Intellectual capital maintains and advances modern societies. Though understudied, intellectually precocious individuals possess the highest potential for advancing society, through innovation, and solving humanity’s urgent problems (e.g., climate change, cybersecurity, disease). We will study how their potential unfolds and is realized. We will address: How well does exceptional intellectual talent, our country’s intellectual capital, identified at age 12 predict and lead to outstanding accomplishments and creativity by age 50 and beyond—the years of maximum professional generativity? How is such early potential fulfilled and realized for societal good? What are the chief facilitators of and barriers to accomplishment, eminence, and the varied contributions to society?
The development of STEM talent will be given particular attention. In addition, gender similarities and differences in how meaningful and productive lives are accomplished will be examined.
SMPY’s “big data” repository comprises 5 cohorts of intellectually gifted individuals (over 5,000) assessed at multiple time points (from age 12 into their 50s).
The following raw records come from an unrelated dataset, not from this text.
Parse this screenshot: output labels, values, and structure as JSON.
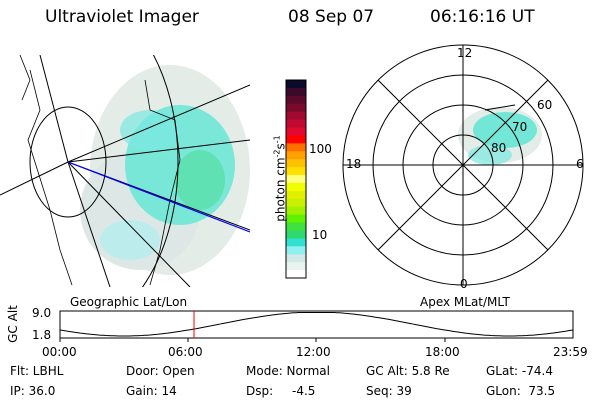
{
  "header": {
    "instrument": "Ultraviolet Imager",
    "date": "08 Sep 07",
    "time": "06:16:16 UT"
  },
  "colorbar": {
    "unit_label": "photon cm",
    "unit_sup1": "-2",
    "unit_mid": "s",
    "unit_sup2": "-1",
    "ticks": [
      "100",
      "10"
    ],
    "colors": [
      "#0a0a2a",
      "#3a0a2a",
      "#5a0a2a",
      "#7a0a2a",
      "#a00a30",
      "#c00a30",
      "#e00a30",
      "#ff0000",
      "#ff7000",
      "#ffa000",
      "#ffc000",
      "#ffe000",
      "#ffff80",
      "#f0ff00",
      "#e0f000",
      "#c8f000",
      "#a0f000",
      "#60f000",
      "#40e040",
      "#30d870",
      "#30e0d0",
      "#90f0f0",
      "#d0e8e8",
      "#e8f4f0",
      "#ffffff"
    ]
  },
  "panels": {
    "left_label": "Geographic Lat/Lon",
    "right_label": "Apex MLat/MLT"
  },
  "polar": {
    "mlt_labels": {
      "top": "12",
      "bottom": "0",
      "left": "18",
      "right": "6"
    },
    "lat_labels": [
      "60",
      "70",
      "80"
    ]
  },
  "altitude": {
    "axis_label": "GC Alt",
    "y_ticks": [
      "9.0",
      "1.8"
    ],
    "x_ticks": [
      "00:00",
      "06:00",
      "12:00",
      "18:00",
      "23:59"
    ],
    "current_time_hours": 6.27,
    "marker_color": "#ff0000"
  },
  "info": {
    "filter": "Flt: LBHL",
    "door": "Door: Open",
    "mode": "Mode: Normal",
    "gc_alt": "GC Alt: 5.8 Re",
    "glat": "GLat: -74.4",
    "ip": "IP: 36.0",
    "gain": "Gain: 14",
    "dsp_label": "Dsp:",
    "dsp_value": "-4.5",
    "seq": "Seq: 39",
    "glon": "GLon:  73.5"
  }
}
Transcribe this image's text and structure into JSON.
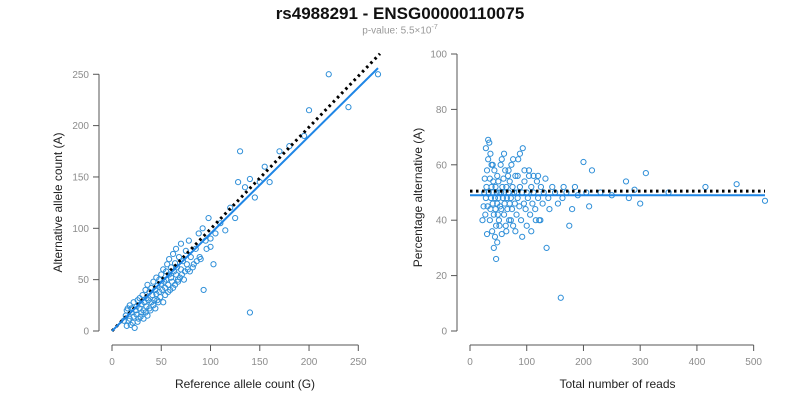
{
  "title": "rs4988291 - ENSG00000110075",
  "subtitle": {
    "prefix": "p-value: 5.5×10",
    "exponent": "-7"
  },
  "colors": {
    "points": "#2f8fd8",
    "fit": "#1f86e6",
    "expected": "#000000"
  },
  "chart_data": [
    {
      "type": "scatter",
      "id": "left",
      "xlabel": "Reference allele count (G)",
      "ylabel": "Alternative allele count (A)",
      "xlim": [
        0,
        270
      ],
      "ylim": [
        0,
        260
      ],
      "xticks": [
        0,
        50,
        100,
        150,
        200,
        250
      ],
      "yticks": [
        0,
        50,
        100,
        150,
        200,
        250
      ],
      "fit_line": {
        "x0": 0,
        "y0": 0,
        "x1": 270,
        "y1": 256
      },
      "expected_line": {
        "x0": 0,
        "y0": 0,
        "x1": 272,
        "y1": 270
      },
      "points": [
        [
          12,
          10
        ],
        [
          14,
          15
        ],
        [
          15,
          20
        ],
        [
          16,
          22
        ],
        [
          18,
          12
        ],
        [
          18,
          25
        ],
        [
          20,
          18
        ],
        [
          20,
          22
        ],
        [
          21,
          8
        ],
        [
          22,
          14
        ],
        [
          22,
          28
        ],
        [
          24,
          20
        ],
        [
          25,
          16
        ],
        [
          25,
          24
        ],
        [
          26,
          30
        ],
        [
          27,
          12
        ],
        [
          28,
          22
        ],
        [
          28,
          32
        ],
        [
          30,
          18
        ],
        [
          30,
          26
        ],
        [
          31,
          35
        ],
        [
          32,
          20
        ],
        [
          33,
          28
        ],
        [
          34,
          40
        ],
        [
          35,
          24
        ],
        [
          35,
          32
        ],
        [
          36,
          45
        ],
        [
          37,
          30
        ],
        [
          38,
          22
        ],
        [
          38,
          38
        ],
        [
          40,
          28
        ],
        [
          40,
          42
        ],
        [
          41,
          35
        ],
        [
          42,
          48
        ],
        [
          43,
          30
        ],
        [
          44,
          40
        ],
        [
          45,
          52
        ],
        [
          45,
          36
        ],
        [
          46,
          44
        ],
        [
          47,
          28
        ],
        [
          48,
          50
        ],
        [
          48,
          38
        ],
        [
          50,
          46
        ],
        [
          50,
          55
        ],
        [
          51,
          40
        ],
        [
          52,
          60
        ],
        [
          53,
          48
        ],
        [
          54,
          42
        ],
        [
          55,
          58
        ],
        [
          55,
          50
        ],
        [
          56,
          65
        ],
        [
          57,
          45
        ],
        [
          58,
          55
        ],
        [
          58,
          70
        ],
        [
          60,
          52
        ],
        [
          60,
          62
        ],
        [
          61,
          48
        ],
        [
          62,
          75
        ],
        [
          63,
          58
        ],
        [
          64,
          66
        ],
        [
          65,
          55
        ],
        [
          65,
          80
        ],
        [
          66,
          62
        ],
        [
          67,
          50
        ],
        [
          68,
          72
        ],
        [
          70,
          60
        ],
        [
          70,
          85
        ],
        [
          72,
          68
        ],
        [
          74,
          58
        ],
        [
          75,
          78
        ],
        [
          76,
          65
        ],
        [
          78,
          88
        ],
        [
          80,
          72
        ],
        [
          82,
          62
        ],
        [
          85,
          80
        ],
        [
          88,
          95
        ],
        [
          90,
          70
        ],
        [
          92,
          100
        ],
        [
          95,
          88
        ],
        [
          98,
          110
        ],
        [
          100,
          90
        ],
        [
          105,
          95
        ],
        [
          110,
          105
        ],
        [
          115,
          98
        ],
        [
          120,
          120
        ],
        [
          125,
          110
        ],
        [
          128,
          145
        ],
        [
          130,
          175
        ],
        [
          135,
          140
        ],
        [
          140,
          148
        ],
        [
          140,
          18
        ],
        [
          145,
          130
        ],
        [
          150,
          145
        ],
        [
          155,
          160
        ],
        [
          160,
          145
        ],
        [
          170,
          175
        ],
        [
          180,
          180
        ],
        [
          195,
          190
        ],
        [
          200,
          215
        ],
        [
          220,
          250
        ],
        [
          240,
          218
        ],
        [
          270,
          250
        ],
        [
          15,
          5
        ],
        [
          17,
          10
        ],
        [
          19,
          6
        ],
        [
          23,
          3
        ],
        [
          26,
          9
        ],
        [
          29,
          14
        ],
        [
          32,
          12
        ],
        [
          34,
          18
        ],
        [
          36,
          15
        ],
        [
          39,
          20
        ],
        [
          42,
          25
        ],
        [
          44,
          22
        ],
        [
          46,
          30
        ],
        [
          49,
          33
        ],
        [
          52,
          28
        ],
        [
          54,
          35
        ],
        [
          57,
          38
        ],
        [
          59,
          40
        ],
        [
          62,
          42
        ],
        [
          64,
          45
        ],
        [
          67,
          48
        ],
        [
          69,
          52
        ],
        [
          71,
          55
        ],
        [
          73,
          50
        ],
        [
          77,
          60
        ],
        [
          79,
          58
        ],
        [
          83,
          65
        ],
        [
          86,
          68
        ],
        [
          89,
          72
        ],
        [
          93,
          40
        ],
        [
          96,
          80
        ],
        [
          100,
          82
        ],
        [
          103,
          65
        ]
      ]
    },
    {
      "type": "scatter",
      "id": "right",
      "xlabel": "Total number of reads",
      "ylabel": "Percentage alternative (A)",
      "xlim": [
        0,
        520
      ],
      "ylim": [
        0,
        100
      ],
      "xticks": [
        0,
        100,
        200,
        300,
        400,
        500
      ],
      "yticks": [
        0,
        20,
        40,
        60,
        80,
        100
      ],
      "fit_line": {
        "x0": 0,
        "y0": 49,
        "x1": 520,
        "y1": 49
      },
      "expected_line": {
        "x0": 0,
        "y0": 50.5,
        "x1": 520,
        "y1": 50.5
      },
      "points": [
        [
          22,
          40
        ],
        [
          24,
          45
        ],
        [
          25,
          50
        ],
        [
          26,
          55
        ],
        [
          27,
          42
        ],
        [
          28,
          48
        ],
        [
          29,
          52
        ],
        [
          30,
          58
        ],
        [
          30,
          35
        ],
        [
          31,
          45
        ],
        [
          32,
          62
        ],
        [
          33,
          50
        ],
        [
          34,
          68
        ],
        [
          35,
          40
        ],
        [
          35,
          55
        ],
        [
          36,
          44
        ],
        [
          37,
          48
        ],
        [
          38,
          52
        ],
        [
          38,
          60
        ],
        [
          39,
          36
        ],
        [
          40,
          46
        ],
        [
          40,
          50
        ],
        [
          41,
          54
        ],
        [
          42,
          30
        ],
        [
          42,
          42
        ],
        [
          43,
          58
        ],
        [
          44,
          48
        ],
        [
          45,
          44
        ],
        [
          45,
          52
        ],
        [
          46,
          26
        ],
        [
          46,
          38
        ],
        [
          47,
          50
        ],
        [
          48,
          56
        ],
        [
          48,
          46
        ],
        [
          49,
          42
        ],
        [
          50,
          48
        ],
        [
          50,
          54
        ],
        [
          51,
          40
        ],
        [
          52,
          50
        ],
        [
          53,
          45
        ],
        [
          54,
          60
        ],
        [
          55,
          44
        ],
        [
          55,
          50
        ],
        [
          56,
          35
        ],
        [
          57,
          52
        ],
        [
          58,
          48
        ],
        [
          59,
          55
        ],
        [
          60,
          42
        ],
        [
          60,
          50
        ],
        [
          61,
          46
        ],
        [
          62,
          58
        ],
        [
          63,
          38
        ],
        [
          64,
          52
        ],
        [
          65,
          48
        ],
        [
          66,
          44
        ],
        [
          67,
          56
        ],
        [
          68,
          50
        ],
        [
          69,
          40
        ],
        [
          70,
          46
        ],
        [
          70,
          54
        ],
        [
          72,
          48
        ],
        [
          73,
          60
        ],
        [
          74,
          44
        ],
        [
          75,
          52
        ],
        [
          76,
          38
        ],
        [
          78,
          50
        ],
        [
          79,
          46
        ],
        [
          80,
          56
        ],
        [
          82,
          42
        ],
        [
          83,
          50
        ],
        [
          84,
          48
        ],
        [
          85,
          62
        ],
        [
          87,
          45
        ],
        [
          88,
          52
        ],
        [
          90,
          40
        ],
        [
          92,
          50
        ],
        [
          93,
          66
        ],
        [
          95,
          46
        ],
        [
          96,
          54
        ],
        [
          98,
          44
        ],
        [
          100,
          50
        ],
        [
          102,
          48
        ],
        [
          104,
          58
        ],
        [
          106,
          42
        ],
        [
          108,
          52
        ],
        [
          110,
          46
        ],
        [
          112,
          50
        ],
        [
          115,
          44
        ],
        [
          118,
          54
        ],
        [
          120,
          48
        ],
        [
          122,
          40
        ],
        [
          125,
          52
        ],
        [
          128,
          46
        ],
        [
          130,
          50
        ],
        [
          133,
          55
        ],
        [
          135,
          30
        ],
        [
          138,
          48
        ],
        [
          140,
          44
        ],
        [
          145,
          52
        ],
        [
          150,
          50
        ],
        [
          155,
          46
        ],
        [
          160,
          12
        ],
        [
          163,
          48
        ],
        [
          165,
          52
        ],
        [
          170,
          50
        ],
        [
          175,
          38
        ],
        [
          180,
          44
        ],
        [
          185,
          52
        ],
        [
          190,
          49
        ],
        [
          200,
          61
        ],
        [
          205,
          50
        ],
        [
          210,
          45
        ],
        [
          215,
          58
        ],
        [
          230,
          50
        ],
        [
          250,
          49
        ],
        [
          275,
          54
        ],
        [
          280,
          48
        ],
        [
          290,
          51
        ],
        [
          300,
          46
        ],
        [
          310,
          57
        ],
        [
          350,
          50
        ],
        [
          415,
          52
        ],
        [
          470,
          53
        ],
        [
          520,
          47
        ],
        [
          28,
          66
        ],
        [
          32,
          69
        ],
        [
          36,
          64
        ],
        [
          40,
          60
        ],
        [
          44,
          34
        ],
        [
          48,
          32
        ],
        [
          52,
          38
        ],
        [
          56,
          62
        ],
        [
          60,
          64
        ],
        [
          64,
          36
        ],
        [
          68,
          58
        ],
        [
          72,
          40
        ],
        [
          76,
          62
        ],
        [
          80,
          36
        ],
        [
          84,
          56
        ],
        [
          88,
          64
        ],
        [
          92,
          34
        ],
        [
          96,
          58
        ],
        [
          100,
          38
        ],
        [
          104,
          56
        ],
        [
          108,
          36
        ],
        [
          112,
          56
        ],
        [
          116,
          40
        ],
        [
          120,
          56
        ],
        [
          124,
          40
        ]
      ]
    }
  ]
}
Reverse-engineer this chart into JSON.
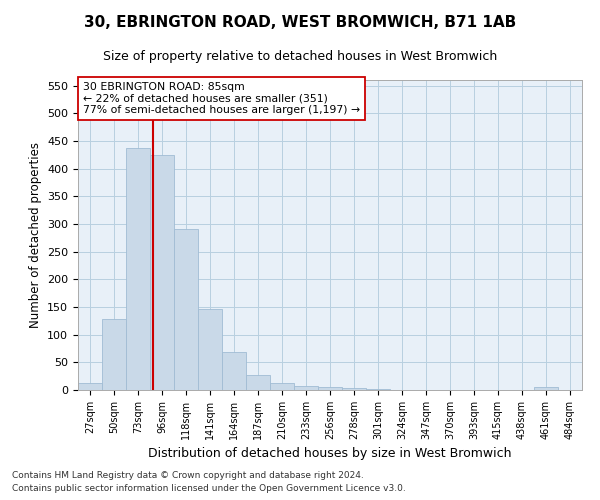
{
  "title": "30, EBRINGTON ROAD, WEST BROMWICH, B71 1AB",
  "subtitle": "Size of property relative to detached houses in West Bromwich",
  "xlabel": "Distribution of detached houses by size in West Bromwich",
  "ylabel": "Number of detached properties",
  "footnote1": "Contains HM Land Registry data © Crown copyright and database right 2024.",
  "footnote2": "Contains public sector information licensed under the Open Government Licence v3.0.",
  "bar_labels": [
    "27sqm",
    "50sqm",
    "73sqm",
    "96sqm",
    "118sqm",
    "141sqm",
    "164sqm",
    "187sqm",
    "210sqm",
    "233sqm",
    "256sqm",
    "278sqm",
    "301sqm",
    "324sqm",
    "347sqm",
    "370sqm",
    "393sqm",
    "415sqm",
    "438sqm",
    "461sqm",
    "484sqm"
  ],
  "bar_values": [
    12,
    128,
    438,
    425,
    290,
    147,
    68,
    27,
    12,
    8,
    5,
    3,
    1,
    0,
    0,
    0,
    0,
    0,
    0,
    6,
    0
  ],
  "bar_color": "#c9d9e8",
  "bar_edge_color": "#a0bcd4",
  "grid_color": "#b8cfe0",
  "background_color": "#e8f0f8",
  "vline_x": 2.62,
  "vline_color": "#cc0000",
  "annotation_text": "30 EBRINGTON ROAD: 85sqm\n← 22% of detached houses are smaller (351)\n77% of semi-detached houses are larger (1,197) →",
  "annotation_box_color": "#ffffff",
  "annotation_box_edge": "#cc0000",
  "ylim": [
    0,
    560
  ],
  "yticks": [
    0,
    50,
    100,
    150,
    200,
    250,
    300,
    350,
    400,
    450,
    500,
    550
  ]
}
Our comprehensive database will be analyzed, supplemented with publicly available information on participants, prepared for the age 65 survey, and designed for contemporary and future scientists to mine.
Anticipated project impact includes: 1. articles published in high impact scientific journals and promoted via mainstream and social media; 2. new future scientists launched for advancing knowledge on and promoting exceptional intellectual talent; 3. a 50-year capstone review of SMPY’s major findings—specifying principles for optimization and societal utilization of genius-level talent; 4. scientific understanding of how positive psychological states (e.g., self-actualization, flow, peak experiences) come into being and are sustained; 5. influence how to nourish intellectual talent for its fruition; and 6. evidence for framing public policy.